Dataset information
Available languages
German
Keywords
Geodaten, Karten, Monitoring Soziale Stadtentwicklung, 2009, Berlin
Dataset description
The update of the Monitoring Social Urban Development 2009 presented here evaluates for the first time socio-structural data for the observation period 31.12.2007 to 31.12.2008 exclusively at the level of the 447 planning rooms (smallest level of the world-oriented spaces/LOR).
With the update of the Monitoring Social Urban Development in 2009, the statistical method of the stepped index calculation will continue in the same way as monitoring in 2008 and 2007. The 12 indicators of the 2008 monitoring will be maintained except for one exception: the indicator Status 6 “Foreigner’s share under 18” is replaced by the “share of people with a migrant background under 18 years”, as this data is now also available in small-scale areas. In contrast to the monitoring reports produced at traffic cell level in 2008 and 2007, this new indicator enters into the result calculation of the indices.
Data have been differentiated since 2007 between indicators describing the social situation in a neighbourhood (“status”) and indicators designed to characterise the change in the population of the area in the past year (“dynamics”). Status indicators include unemployment, transfer and migrant background data; on the dynamic indicators data on mobility (selective migrations) and the changes of individual status indicators. From the six status indicators and the six dynamic indicators, a status index and a dynamic index are first formed in the stepped calculation method. In a next step, the development index is calculated from the status and dynamic index in a ratio of 3:2. The development index depicts the social problem in the area as a value: the higher the value, the higher the social problem. According to the determined ranking of the regions, deciles (each 10 percent) are formed and grouped into four groups of the development index: high (upper 20 percent), medium (60 percent), lower (ultimately 10 percent) and very low development index (last 10 percent).

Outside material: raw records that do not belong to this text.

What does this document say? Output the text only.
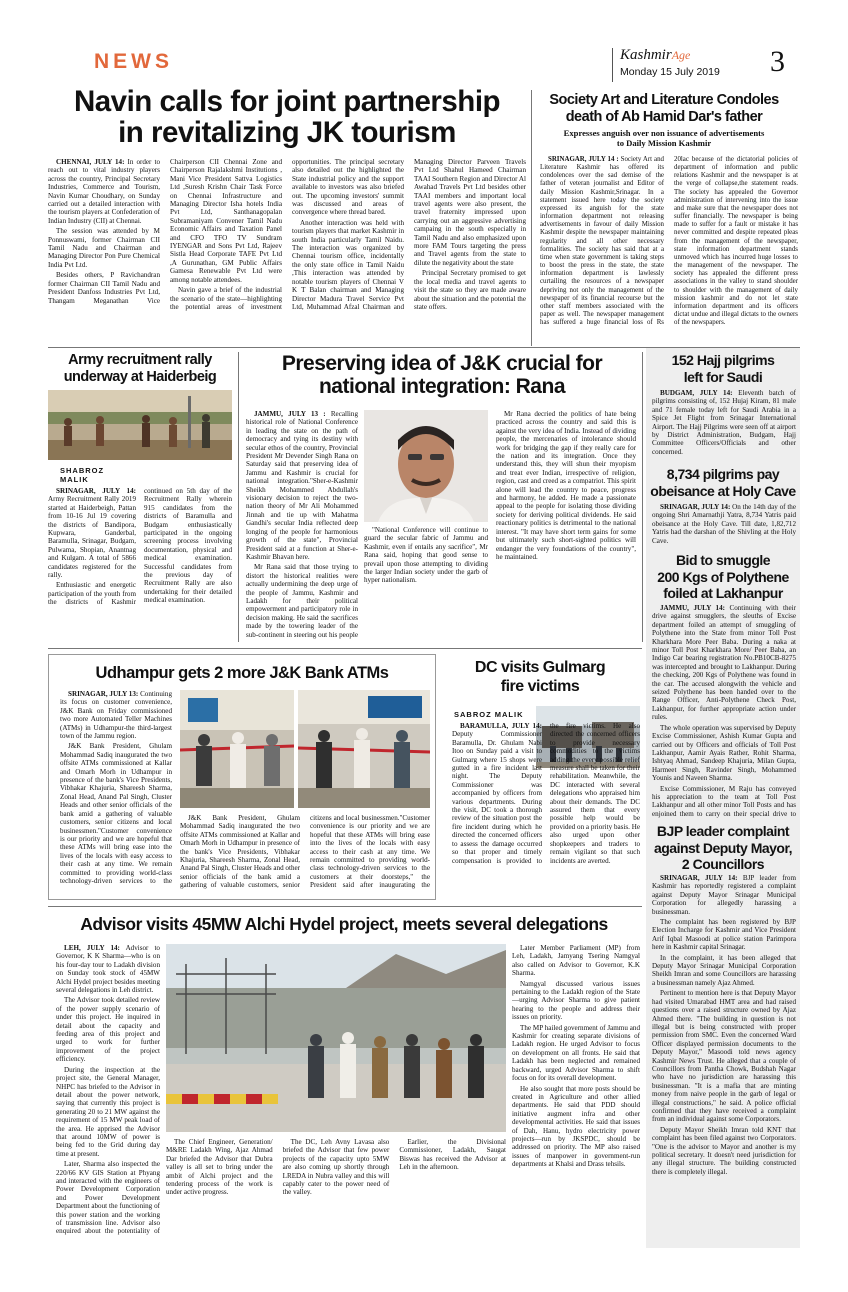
NEWS	KashmirAge
Monday 15 July 2019 3
Navin calls for joint partnership
in revitalizing JK tourism

CHENNAI, JULY 14: In order to reach out to vital industry players across the country, Principal Secretary Industries, Commerce and Tourism, Navin Kumar Choudhary, on Sunday carried out a detailed interaction with the tourism players at Confederation of Indian Industry (CII) at Chennai.

The session was attended by M Ponnuswami, former Chairman CII Tamil Nadu and Chairman and Managing Director Pon Pure Chemical India Pvt Ltd.

Besides others, P Ravichandran former Chairman CII Tamil Nadu and President Danfoss Industries Pvt Ltd, Thangam Meganathan Vice Chairperson CII Chennai Zone and Chairperson Rajalakshmi Institutions , Mani Vice President Sattva Logistics Ltd ,Suresh Krishn Chair Task Force on Chennai Infrastructure and Managing Director Isha hotels India Pvt Ltd, Santhanagopalan Subramaniyam Convener Tamil Nadu Economic Affairs and Taxation Panel and CFO TFO TV Sundram IYENGAR and Sons Pvt Ltd, Rajeev Sistla Head Corporate TAFE Pvt Ltd ,A Gurunathan, GM Public Affairs Gamesa Renewable Pvt Ltd were among notable attendees.

Navin gave a brief of the industrial the scenario of the state—highlighting the potential areas of investment opportunities. The principal secretary also detailed out the highlighted the State industrial policy and the support available to investors was also briefed out. The upcoming investors' summit was discussed and areas of convergence where thread bared.

Another interaction was held with tourism players that market Kashmir in south India particularly Tamil Naidu. The interaction was organized by Chennai tourism office, incidentally the only state office in Tamil Naidu ,This interaction was attended by notable tourism players of Chennai V K T Balan chairman and Managing Director Madura Travel Service Pvt Ltd, Muhammad Afzal Chairman and Managing Director Parveen Travels Pvt Ltd Shahul Hameed Chairman TAAI Southern Region and Director Al Awahad Travels Pvt Ltd besides other TAAI members and important local travel agents were also present, the travel fraternity impressed upon carrying out an aggressive advertising campaing in the south especially in Tamil Nadu and also emphasized upon more FAM Tours targeting the press and Travel agents from the state to dilute the negativity about the state

Principal Secretary promised to get the local media and travel agents to visit the state so they are made aware about the situation and the potential the state offers.

Society Art and Literature Condoles
death of Ab Hamid Dar's father
Expresses anguish over non issuance of advertisements
to Daily Mission Kashmir

SRINAGAR, JULY 14 : Society Art and Literature Kashmir has offered its condolences over the sad demise of the father of veteran journalist and Editor of daily Mission Kashmir,Srinagar. In a statement issued here today the society expressed its anguish for the state information department not releasing advertisements in favour of daily Mission Kashmir despite the newspaper maintaining regularity and all other necessary formalities. The society has said that at a time when state government is taking steps to boost the press in the state, the state information department is lawlessly curtailing the resources of a newspaper depriving not only the management of the newspaper of its financial recourse but the other staff members associated with the paper as well. The newspaper management has suffered a huge financial loss of Rs 20lac because of the dictatorial policies of department of information and public relations Kashmir and the newspaper is at the verge of collapse,the statement reads. The society has appealed the Governor administration of intervening into the issue and make sure that the newspaper does not suffer financially. The newspaper is being made to suffer for a fault or mistake it has never committed and despite repeated pleas from the management of the newspaper, state information department stands unmoved which has incurred huge losses to the management of the newspaper. The society has appealed the different press associations in the valley to stand shoulder to shoulder with the management of daily mission kashmir and do not let state information department and its officers dictat undue and illegal dictats to the owners of the newspapers.

Army recruitment rally
underway at Haiderbeig
SHABROZ
MALIK

SRINAGAR, JULY 14: Army Recruitment Rally 2019 started at Haiderbeigh, Pattan from 10-16 Jul 19 covering the districts of Bandipora, Kupwara, Ganderbal, Baramulla, Srinagar, Budgam, Pulwama, Shopian, Anantnag and Kulgam. A total of 5866 candidates registered for the rally.

Enthusiastic and energetic participation of the youth from the districts of Kashmir continued on 5th day of the Recruitment Rally wherein 915 candidates from the districts of Baramulla and Budgam enthusiastically participated in the ongoing screening process involving documentation, physical and medical examination. Successful candidates from the previous day of Recruitment Rally are also undertaking for their detailed medical examination.

Preserving idea of J&K crucial for
national integration: Rana

JAMMU, JULY 13 : Recalling historical role of National Conference in leading the state on the path of democracy and tying its destiny with secular ethos of the country, Provincial President Mr Devender Singh Rana on Saturday said that preserving idea of Jammu and Kashmir is crucial for national integration."Sher-e-Kashmir Sheikh Mohammed Abdullah's visionary decision to reject the two-nation theory of Mr Ali Mohammed Jinnah and tie up with Mahatma Gandhi's secular India reflected deep longing of the people for harmonious growth of the state", Provincial President said at a function at Sher-e-Kashmir Bhavan here.

Mr Rana said that those trying to distort the historical realities were actually undermining the deep urge of the people of Jammu, Kashmir and Ladakh for their political empowerment and participatory role in decision making. He said the sacrifices made by the towering leader of the sub-continent in steering out his people

"National Conference will continue to guard the secular fabric of Jammu and Kashmir, even if entails any sacrifice", Mr Rana said, hoping that good sense to prevail upon those attempting to dividing the larger Indian society under the garb of hyper nationalism.

Mr Rana decried the politics of hate being practiced across the country and said this is against the very idea of India. Instead of dividing people, the mercenaries of intolerance should work for bridging the gap if they really care for the nation and its integration. Once they understand this, they will shun their myopism and treat ever Indian, irrespective of religion, region, cast and creed as a compatriot. This spirit alone will lead the country to peace, progress and harmony, he added. He made a passionate appeal to the people for isolating those dividing society for deriving political dividends. He said reactionary politics is detrimental to the national interest. "It may have short term gains for some but ultimately such short-sighted politics will endanger the very foundations of the country", he maintained.

152 Hajj pilgrims
left for Saudi

BUDGAM, JULY 14: Eleventh batch of pilgrims consisting of, 152 Hujaj Kiram, 81 male and 71 female today left for Saudi Arabia in a Spice Jet Flight from Srinagar International Airport. The Hajj Pilgrims were seen off at airport by District Administration, Budgam, Hajj Committee Officers/Officials and other concerned.

8,734 pilgrims pay
obeisance at Holy Cave

SRINAGAR, JULY 14: On the 14th day of the ongoing Shri Amarnathji Yatra, 8,734 Yatris paid obeisance at the Holy Cave. Till date, 1,82,712 Yatris had the darshan of the Shivling at the Holy Cave.

Bid to smuggle
200 Kgs of Polythene
foiled at Lakhanpur

JAMMU, JULY 14: Continuing with their drive against smugglers, the sleuths of Excise department foiled an attempt of smuggling of Polythene into the State from minor Toll Post Kharkhara More Peer Baba. During a naka at minor Toll Post Kharkhara More/ Peer Baba, an Indigo Car bearing registration No.PB10CB-8275 was intercepted and brought to Lakhanpur. During the checking, 200 Kgs of Polythene was found in the car. The accused alongwith the vehicle and seized Polythene has been handed over to the Range Officer, Anti-Polythene Check Post, Lakhanpur, for further appropriate action under rules.

The whole operation was supervised by Deputy Excise Commissioner, Ashish Kumar Gupta and carried out by Officers and officials of Toll Post Lakhanpur, Aamir Ayais Rather, Rohit Sharma, Ishtyaq Ahmad, Sandeep Khajuria, Milan Gupta, Harmeet Singh, Ravinder Singh, Mohammed Younis and Naveen Sharma.

Excise Commissioner, M Raju has conveyed his appreciation to the team at Toll Post Lakhanpur and all other minor Toll Posts and has enjoined them to carry on their special drive to

BJP leader complaint
against Deputy Mayor,
2 Councillors

SRINAGAR, JULY 14: BJP leader from Kashmir has reportedly registered a complaint against Deputy Mayor Srinagar Municipal Corporation for allegedly harassing a businessman.

The complaint has been registered by BJP Election Incharge for Kashmir and Vice President Arif Iqbal Masoodi at police station Parimpora here in Kashmir capital Srinagar.

In the complaint, it has been alleged that Deputy Mayor Srinagar Municipal Corporation Sheikh Imran and some Councillors are harassing a businessman namely Ajaz Ahmed.

Pertinent to mention here is that Deputy Mayor had visited Umarabad HMT area and had raised questions over a raised structure owned by Ajaz Ahmed there. "The building in question is not illegal but is being constructed with proper permission from SMC. Even the concerned Ward Officer displayed permission documents to the Deputy Mayor," Masoodi told news agency Kashmir News Trust. He alleged that a couple of Councillors from Pantha Chowk, Budshah Nagar who have no jurisdiction are harassing this businessman. "It is a mafia that are minting money from naive people in the garb of legal or illegal constructions," he said. A police official confirmed that they have received a complaint from an individual against some Corporators.

Deputy Mayor Sheikh Imran told KNT that complaint has been filed against two Corporators. "One is the advisor to Mayor and another is my political secretary. It doesn't need jurisdiction for any illegal structure. The building constructed there is completely illegal.

Udhampur gets 2 more J&K Bank ATMs

SRINAGAR, JULY 13: Continuing its focus on customer convenience, J&K Bank on Friday commissioned two more Automated Teller Machines (ATMs) in Udhampur-the third-largest town of the Jammu region.

J&K Bank President, Ghulam Mohammad Sadiq inaugurated the two offsite ATMs commissioned at Kallar and Omarh Morh in Udhampur in presence of the bank's Vice Presidents, Vibhakar Khajuria, Shareesh Sharma, Zonal Head, Anand Pal Singh, Cluster Heads and other senior officials of the bank amid a gathering of valuable customers, senior citizens and local businessmen."Customer convenience is our priority and we are hopeful that these ATMs will bring ease into the lives of the locals with easy access to their cash at any time. We remain committed to providing world-class technology-driven services to the

J&K Bank President, Ghulam Mohammad Sadiq inaugurated the two offsite ATMs commissioned at Kallar and Omarh Morh in Udhampur in presence of the bank's Vice Presidents, Vibhakar Khajuria, Shareesh Sharma, Zonal Head, Anand Pal Singh, Cluster Heads and other senior officials of the bank amid a gathering of valuable customers, senior citizens and local businessmen."Customer convenience is our priority and we are hopeful that these ATMs will bring ease into the lives of the locals with easy access to their cash at any time. We remain committed to providing world-class technology-driven services to the customers at their doorsteps," the President said after inaugurating the

DC visits Gulmarg
fire victims
SABROZ MALIK

BARAMULLA, JULY 14: Deputy Commissioner Baramulla, Dr. Ghulam Nabi Itoo on Sunday paid a visit to Gulmarg where 15 shops were gutted in a fire incident last night. The Deputy Commissioner was accompanied by officers from various departments. During the visit, DC took a thorough review of the situation post the fire incident during which he directed the concerned officers to assess the damage occurred so that proper and timely compensation is provided to the fire victims. He also directed the concerned officers to provide necessary commodities to the victims adding the every possible relief measure shall be taken for their rehabilitation. Meanwhile, the DC interacted with several delegations who appraised him about their demands. The DC assured them that every possible help would be provided on a priority basis. He also urged upon other shopkeepers and traders to remain vigilant so that such incidents are averted.

Advisor visits 45MW Alchi Hydel project, meets several delegations

LEH, JULY 14: Advisor to Governor, K K Sharma—who is on his four-day tour to Ladakh division on Sunday took stock of 45MW Alchi Hydel project besides meeting several delegations in Leh district.

The Advisor took detailed review of the power supply scenario of under this project. He inquired in detail about the capacity and feeding area of this project and urged to work for further improvement of the project efficiency.

During the inspection at the project site, the General Manager, NHPC has briefed to the Advisor in detail about the power network, saying that currently this project is generating 20 to 21 MW against the requirement of 15 MW peak load of the area. He apprised the Advisor that around 10MW of power is being fed to the Grid during day time at present.

Later, Sharma also inspected the 220/66 KV GIS Station at Phyang and interacted with the engineers of Power Development Corporation and Power Development Department about the functioning of this power station and the working of transmission line. Advisor also enquired about the potentiality of

The Chief Engineer, Generation/ M&RE Ladakh Wing, Ajaz Ahmad Dar briefed the Advisor that Dubra valley is all set to bring under the ambit of Alchi project and the tendering process of the work is under active progress.

The DC, Leh Avny Lavasa also briefed the Advisor that few power projects of the capacity upto 5MW are also coming up shortly through LREDA in Nubra valley and this will capably cater to the power need of the valley.

Earlier, the Divisional Commissioner, Ladakh, Saugat Biswas has received the Advisor at Leh in the afternoon.

Later Member Parliament (MP) from Leh, Ladakh, Jamyang Tsering Namgyal also called on Advisor to Governor, K.K Sharma.

Namgyal discussed various issues pertaining to the Ladakh region of the State—urging Advisor Sharma to give patient hearing to the people and address their issues on priority.

The MP hailed government of Jammu and Kashmir for creating separate divisions of Ladakh region. He urged Advisor to focus on development on all fronts. He said that Ladakh has been neglected and remained backward, urged Advisor Sharma to shift focus on for its overall development.

He also sought that more posts should be created in Agriculture and other allied departments. He said that PDD should initiative augment infra and other developmental activities. He said that issues of Dah, Hanu, hydro electricity power projects—run by JKSPDC, should be addressed on priority. The MP also raised issues of manpower in government-run departments at Khalsi and Drass tehsils.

There is a need for intervention and prevention in areas with a very low development index, according to these — quantitative — findings of urban development policy intervention. In order to define concrete measures in each area, in addition to the quantitative analysis, in-depth and in particular qualitative considerations are needed.

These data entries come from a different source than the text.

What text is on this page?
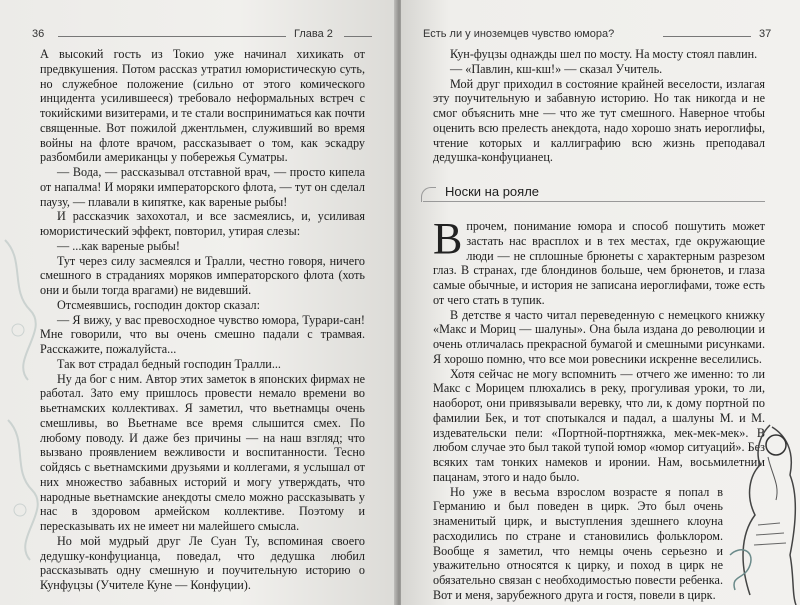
36	Глава 2

А высокий гость из Токио уже начинал хихикать от предвкушения. Потом рассказ утратил юмористическую суть, но служебное положение (сильно от этого комического инцидента усилившееся) требовало неформальных встреч с токийскими визитерами, и те стали восприниматься как почти священные. Вот пожилой джентльмен, служивший во время войны на флоте врачом, рассказывает о том, как эскадру разбомбили американцы у побережья Суматры.

— Вода, — рассказывал отставной врач, — просто кипела от напалма! И моряки императорского флота, — тут он сделал паузу, — плавали в кипятке, как вареные рыбы!

И рассказчик захохотал, и все засмеялись, и, усиливая юмористический эффект, повторил, утирая слезы:

— ...как вареные рыбы!

Тут через силу засмеялся и Тралли, честно говоря, ничего смешного в страданиях моряков императорского флота (хоть они и были тогда врагами) не видевший.

Отсмеявшись, господин доктор сказал:

— Я вижу, у вас превосходное чувство юмора, Турари-сан! Мне говорили, что вы очень смешно падали с трамвая. Расскажите, пожалуйста...

Так вот страдал бедный господин Тралли...

Ну да бог с ним. Автор этих заметок в японских фирмах не работал. Зато ему пришлось провести немало времени во вьетнамских коллективах. Я заметил, что вьетнамцы очень смешливы, во Вьетнаме все время слышится смех. По любому поводу. И даже без причины — на наш взгляд; что вызвано проявлением вежливости и воспитанности. Тесно сойдясь с вьетнамскими друзьями и коллегами, я услышал от них множество забавных историй и могу утверждать, что народные вьетнамские анекдоты смело можно рассказывать у нас в здоровом армейском коллективе. Поэтому и пересказывать их не имеет ни малейшего смысла.

Но мой мудрый друг Ле Суан Ту, вспоминая своего дедушку-конфуцианца, поведал, что дедушка любил рассказывать одну смешную и поучительную историю о Кунфуцзы (Учителе Куне — Конфуции).

Есть ли у иноземцев чувство юмора?	37

Кун-фуцзы однажды шел по мосту. На мосту стоял павлин.

— «Павлин, кш-кш!» — сказал Учитель.

Мой друг приходил в состояние крайней веселости, излагая эту поучительную и забавную историю. Но так никогда и не смог объяснить мне — что же тут смешного. Наверное чтобы оценить всю прелесть анекдота, надо хорошо знать иероглифы, чтение которых и каллиграфию всю жизнь преподавал дедушка-конфуцианец.

Носки на рояле

Впрочем, понимание юмора и способ пошутить может застать нас врасплох и в тех местах, где окружающие люди — не сплошные брюнеты с характерным разрезом глаз. В странах, где блондинов больше, чем брюнетов, и глаза самые обычные, и история не записана иероглифами, тоже есть от чего стать в тупик.

В детстве я часто читал переведенную с немецкого книжку «Макс и Мориц — шалуны». Она была издана до революции и очень отличалась прекрасной бумагой и смешными рисунками. Я хорошо помню, что все мои ровесники искренне веселились.

Хотя сейчас не могу вспомнить — отчего же именно: то ли Макс с Морицем плюхались в реку, прогуливая уроки, то ли, наоборот, они привязывали веревку, что ли, к дому портной по фамилии Бек, и тот спотыкался и падал, а шалуны М. и М. издевательски пели: «Портной-портняжка, мек-мек-мек». В любом случае это был такой тупой юмор «юмор ситуаций». Без всяких там тонких намеков и иронии. Нам, восьмилетним пацанам, этого и надо было.

Но уже в весьма взрослом возрасте я попал в Германию и был поведен в цирк. Это был очень знаменитый цирк, и выступления здешнего клоуна расходились по стране и становились фольклором. Вообще я заметил, что немцы очень серьезно и уважительно относятся к цирку, и поход в цирк не обязательно связан с необходимостью повести ребенка. Вот и меня, зарубежного друга и гостя, повели в цирк.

Despite the change of the spatial level from the 338 traffic cells to the 447 planning rooms, the results of the 2009 monitoring are similar to those of 2008: The development index shows a strong spatial concentration of the planning spaces with a “very low development index”. As in the past, the western inner-city areas represent the most problematic types of areas in Berlin. Spatial concentrations are present in Neukölln-Nord, Wedding, Moabit and Kreuzberg-Nord. On the outskirts of the city, negative development tendencies (Marzahn-Hellersdorf, Spandau) have continued to grow in the large settlement areas and have partly expanded in terms of space. These five large, contiguous areas with the highest concentration of the most problematic areas, already named in the 2008 monitoring, form the core of the “action areas plus” defined by the Senate Department for Urban Development. The eastern inner-city areas, on the other hand, have continued to stabilise.